Suffolk County Executive Steve Bellone will lobby state lawmakers for relief from community college tuition payments, more day care aid for the working poor and approval to open a new gaming center.
Bellone Tuesday revealed his "state agenda" for 2013, after a year in which his office received most of its requests, including authorization to expand the red light camera program and open a local traffic violations bureau.
At the top of Suffolk's wish list for next year is one item it asked for in 2012 and did not receive: approval for Suffolk Off-Track Betting Corp. to open a video lottery terminal complex similar to the "racinos" at some state horse racing tracks. A recent OTB study estimated that 2,000 slot machine-like gaming terminals could generate $174 million a year for Suffolk County school districts and municipalities.

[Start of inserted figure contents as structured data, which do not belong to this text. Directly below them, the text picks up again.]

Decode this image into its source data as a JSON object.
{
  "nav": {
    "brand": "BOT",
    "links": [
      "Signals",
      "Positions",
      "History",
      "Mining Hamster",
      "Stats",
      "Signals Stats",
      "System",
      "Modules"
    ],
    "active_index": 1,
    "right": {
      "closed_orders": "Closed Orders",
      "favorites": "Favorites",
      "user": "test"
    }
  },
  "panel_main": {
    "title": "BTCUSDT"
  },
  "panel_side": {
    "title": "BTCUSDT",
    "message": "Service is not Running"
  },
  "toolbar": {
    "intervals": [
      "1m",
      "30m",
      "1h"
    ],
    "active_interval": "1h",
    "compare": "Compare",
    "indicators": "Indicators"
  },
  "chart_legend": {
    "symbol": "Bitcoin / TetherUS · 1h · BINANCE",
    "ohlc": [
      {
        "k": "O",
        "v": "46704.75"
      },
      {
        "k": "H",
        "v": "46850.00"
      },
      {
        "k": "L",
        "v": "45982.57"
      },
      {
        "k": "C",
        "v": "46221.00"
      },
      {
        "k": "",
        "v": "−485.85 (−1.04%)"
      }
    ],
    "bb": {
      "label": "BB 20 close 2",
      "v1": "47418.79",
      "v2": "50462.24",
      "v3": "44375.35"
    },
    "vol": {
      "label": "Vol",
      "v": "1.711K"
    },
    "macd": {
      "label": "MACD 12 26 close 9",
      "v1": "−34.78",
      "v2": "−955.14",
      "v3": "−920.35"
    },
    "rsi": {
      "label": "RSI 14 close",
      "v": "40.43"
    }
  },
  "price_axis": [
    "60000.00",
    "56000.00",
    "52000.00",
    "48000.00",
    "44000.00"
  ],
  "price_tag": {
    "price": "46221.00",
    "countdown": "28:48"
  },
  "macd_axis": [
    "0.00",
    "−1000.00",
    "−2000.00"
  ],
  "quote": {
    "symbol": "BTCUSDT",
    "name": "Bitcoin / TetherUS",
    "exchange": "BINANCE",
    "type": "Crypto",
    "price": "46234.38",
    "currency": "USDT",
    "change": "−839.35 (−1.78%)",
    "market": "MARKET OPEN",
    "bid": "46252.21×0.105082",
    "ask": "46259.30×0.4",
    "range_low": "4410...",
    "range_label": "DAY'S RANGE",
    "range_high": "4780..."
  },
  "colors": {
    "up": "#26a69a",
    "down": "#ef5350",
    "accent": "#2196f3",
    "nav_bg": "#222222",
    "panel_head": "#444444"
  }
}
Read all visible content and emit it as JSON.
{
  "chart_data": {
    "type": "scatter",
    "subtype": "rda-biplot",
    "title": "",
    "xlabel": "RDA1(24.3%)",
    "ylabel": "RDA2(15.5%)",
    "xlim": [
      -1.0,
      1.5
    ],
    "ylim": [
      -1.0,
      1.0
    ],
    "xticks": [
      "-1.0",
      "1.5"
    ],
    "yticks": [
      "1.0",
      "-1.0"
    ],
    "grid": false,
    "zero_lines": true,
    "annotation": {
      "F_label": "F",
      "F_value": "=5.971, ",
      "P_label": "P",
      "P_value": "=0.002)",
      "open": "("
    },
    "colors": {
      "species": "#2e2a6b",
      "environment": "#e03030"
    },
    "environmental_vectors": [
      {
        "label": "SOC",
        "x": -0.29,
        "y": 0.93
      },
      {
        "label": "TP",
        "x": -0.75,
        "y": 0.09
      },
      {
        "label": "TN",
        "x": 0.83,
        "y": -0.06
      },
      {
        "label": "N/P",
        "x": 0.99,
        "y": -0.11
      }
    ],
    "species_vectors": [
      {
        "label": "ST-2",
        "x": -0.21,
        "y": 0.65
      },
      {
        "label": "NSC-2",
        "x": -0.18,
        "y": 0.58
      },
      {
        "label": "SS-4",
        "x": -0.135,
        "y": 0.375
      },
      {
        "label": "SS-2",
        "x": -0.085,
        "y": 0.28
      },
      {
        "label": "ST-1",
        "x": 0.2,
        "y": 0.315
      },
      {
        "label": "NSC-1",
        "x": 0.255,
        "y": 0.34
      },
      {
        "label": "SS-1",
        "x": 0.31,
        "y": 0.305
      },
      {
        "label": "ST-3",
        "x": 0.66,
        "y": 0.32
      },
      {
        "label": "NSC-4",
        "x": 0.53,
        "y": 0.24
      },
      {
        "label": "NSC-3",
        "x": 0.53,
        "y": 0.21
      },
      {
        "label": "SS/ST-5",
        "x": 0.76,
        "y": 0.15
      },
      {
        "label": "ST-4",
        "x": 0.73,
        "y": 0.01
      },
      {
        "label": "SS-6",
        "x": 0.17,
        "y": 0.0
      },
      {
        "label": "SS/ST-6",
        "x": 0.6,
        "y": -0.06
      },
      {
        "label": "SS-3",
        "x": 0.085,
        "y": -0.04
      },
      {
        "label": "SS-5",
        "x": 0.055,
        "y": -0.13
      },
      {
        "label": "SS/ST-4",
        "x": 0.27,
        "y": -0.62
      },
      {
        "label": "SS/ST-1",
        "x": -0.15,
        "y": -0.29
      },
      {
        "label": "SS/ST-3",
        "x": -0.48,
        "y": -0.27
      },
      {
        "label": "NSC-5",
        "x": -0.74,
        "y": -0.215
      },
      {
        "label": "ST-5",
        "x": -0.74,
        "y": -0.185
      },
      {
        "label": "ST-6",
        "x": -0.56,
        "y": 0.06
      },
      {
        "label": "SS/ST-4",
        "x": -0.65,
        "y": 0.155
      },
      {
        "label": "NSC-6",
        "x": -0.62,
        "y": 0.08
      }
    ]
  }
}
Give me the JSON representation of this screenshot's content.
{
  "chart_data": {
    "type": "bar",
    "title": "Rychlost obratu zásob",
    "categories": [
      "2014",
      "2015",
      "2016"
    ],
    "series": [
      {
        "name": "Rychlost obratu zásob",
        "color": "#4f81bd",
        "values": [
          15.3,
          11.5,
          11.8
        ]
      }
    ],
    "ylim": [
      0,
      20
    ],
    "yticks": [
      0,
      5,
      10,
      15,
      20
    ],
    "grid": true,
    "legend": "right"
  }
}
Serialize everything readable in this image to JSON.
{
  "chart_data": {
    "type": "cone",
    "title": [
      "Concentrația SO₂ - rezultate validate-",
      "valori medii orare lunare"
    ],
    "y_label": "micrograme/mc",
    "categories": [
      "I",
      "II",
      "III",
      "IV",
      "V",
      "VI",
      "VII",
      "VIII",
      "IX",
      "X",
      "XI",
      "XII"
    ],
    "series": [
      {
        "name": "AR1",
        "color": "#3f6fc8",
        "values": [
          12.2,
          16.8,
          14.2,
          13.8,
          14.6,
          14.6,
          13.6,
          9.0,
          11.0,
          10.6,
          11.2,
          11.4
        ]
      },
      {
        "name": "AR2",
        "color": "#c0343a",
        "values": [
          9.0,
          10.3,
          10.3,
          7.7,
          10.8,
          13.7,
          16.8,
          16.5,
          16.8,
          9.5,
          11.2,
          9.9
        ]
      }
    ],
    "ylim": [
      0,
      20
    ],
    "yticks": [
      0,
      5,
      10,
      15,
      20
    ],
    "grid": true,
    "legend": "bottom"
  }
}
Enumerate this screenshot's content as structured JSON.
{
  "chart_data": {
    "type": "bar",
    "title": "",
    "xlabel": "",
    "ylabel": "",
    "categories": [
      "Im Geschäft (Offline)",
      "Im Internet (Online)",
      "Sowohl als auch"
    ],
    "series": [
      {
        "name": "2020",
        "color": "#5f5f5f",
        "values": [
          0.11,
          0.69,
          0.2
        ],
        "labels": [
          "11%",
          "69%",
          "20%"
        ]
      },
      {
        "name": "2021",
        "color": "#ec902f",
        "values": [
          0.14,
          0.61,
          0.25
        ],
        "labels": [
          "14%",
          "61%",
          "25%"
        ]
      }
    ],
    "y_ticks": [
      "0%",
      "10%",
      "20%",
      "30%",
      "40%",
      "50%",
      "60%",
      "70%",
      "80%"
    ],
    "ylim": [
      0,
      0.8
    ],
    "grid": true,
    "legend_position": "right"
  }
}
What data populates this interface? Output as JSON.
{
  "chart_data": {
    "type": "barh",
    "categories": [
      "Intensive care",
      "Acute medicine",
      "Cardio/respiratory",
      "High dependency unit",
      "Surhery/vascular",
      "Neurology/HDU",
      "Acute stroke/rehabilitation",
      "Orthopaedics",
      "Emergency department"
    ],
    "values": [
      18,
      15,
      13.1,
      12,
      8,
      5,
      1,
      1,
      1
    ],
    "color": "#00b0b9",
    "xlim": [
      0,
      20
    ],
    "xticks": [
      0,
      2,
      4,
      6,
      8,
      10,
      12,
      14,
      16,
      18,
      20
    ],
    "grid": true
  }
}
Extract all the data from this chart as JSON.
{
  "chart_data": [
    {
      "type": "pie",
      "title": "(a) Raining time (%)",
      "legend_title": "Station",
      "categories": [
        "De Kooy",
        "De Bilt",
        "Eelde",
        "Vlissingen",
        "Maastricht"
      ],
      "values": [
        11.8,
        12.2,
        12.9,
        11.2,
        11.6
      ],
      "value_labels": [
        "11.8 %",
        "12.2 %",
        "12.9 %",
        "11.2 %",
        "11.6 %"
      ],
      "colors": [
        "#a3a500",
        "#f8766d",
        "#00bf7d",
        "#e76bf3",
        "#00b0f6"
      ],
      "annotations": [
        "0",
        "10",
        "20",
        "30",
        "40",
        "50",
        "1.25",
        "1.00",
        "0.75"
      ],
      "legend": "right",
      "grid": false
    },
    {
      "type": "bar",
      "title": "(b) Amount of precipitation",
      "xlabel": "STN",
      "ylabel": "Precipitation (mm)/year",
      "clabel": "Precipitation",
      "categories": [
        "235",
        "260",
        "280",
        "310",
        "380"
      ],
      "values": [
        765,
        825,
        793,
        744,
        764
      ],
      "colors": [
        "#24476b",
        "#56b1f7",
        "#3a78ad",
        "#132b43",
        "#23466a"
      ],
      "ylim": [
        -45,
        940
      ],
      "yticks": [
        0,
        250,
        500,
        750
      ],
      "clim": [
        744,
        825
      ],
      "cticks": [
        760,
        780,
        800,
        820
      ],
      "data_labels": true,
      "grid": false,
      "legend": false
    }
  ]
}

"The fact is that gaming is occurring in the region, but the money is leaving Suffolk County," Deputy County Executive Jon Schneider said. "This keeps the money in the county."
Suffolk leaders will again decline to ask for state approval to increase the sales tax rate, after other counties' efforts failed last year, Schneider said.
"Right now the focus is on a couple of targeted items for Suffolk County that we think stand a good chance of passage," he said. "These are things we think can get done."
Also on Suffolk's state agenda are requests for:
-- Relief from the mandate that it pay the tuition difference for students who attend costlier community colleges outside of the county. Suffolk recently started passing some of that cost to towns, but still has budgeted $3 million next year to pay for its portion.
-- An adjustment to the state aid formula for county child care subsidies, which does not allow Suffolk's calculation of future needs to factor in federal stimulus money received in 2010. As a result, the county has cut in half eligibility for the working poor, from 200 percent of the federal poverty level -- $46,100 in income for a family of four -- to the federal poverty level of $23,050 for the same size family.
More than 2,000 county children lost day care this year because of the change, and officials said Suffolk will spend $3.4 million in 2012 to ensure that more aren't impacted.
-- Authority to lower property-tax assessments on properties damaged by superstorm Sandy. Two state lawmakers from Long Island -- Assemb. Robert Sweeney (D-Lindenhurst) and Sen.-elect Phil Boyle (R-Bay Shore) on Monday announced such a proposal (similar to a law passed in the wake of Tropical Storm Irene in 2011) that covers properties that sustained a loss in value of 50 percent or more.
-- Legislation to allow the county's Judicial Facilities Agency to borrow funds to buy the H. Lee Dennison Building in Hauppauge, providing the county with $70 million to close its remaining 2013 budget hole. The county then would make lease payments to cover the borrowing costs.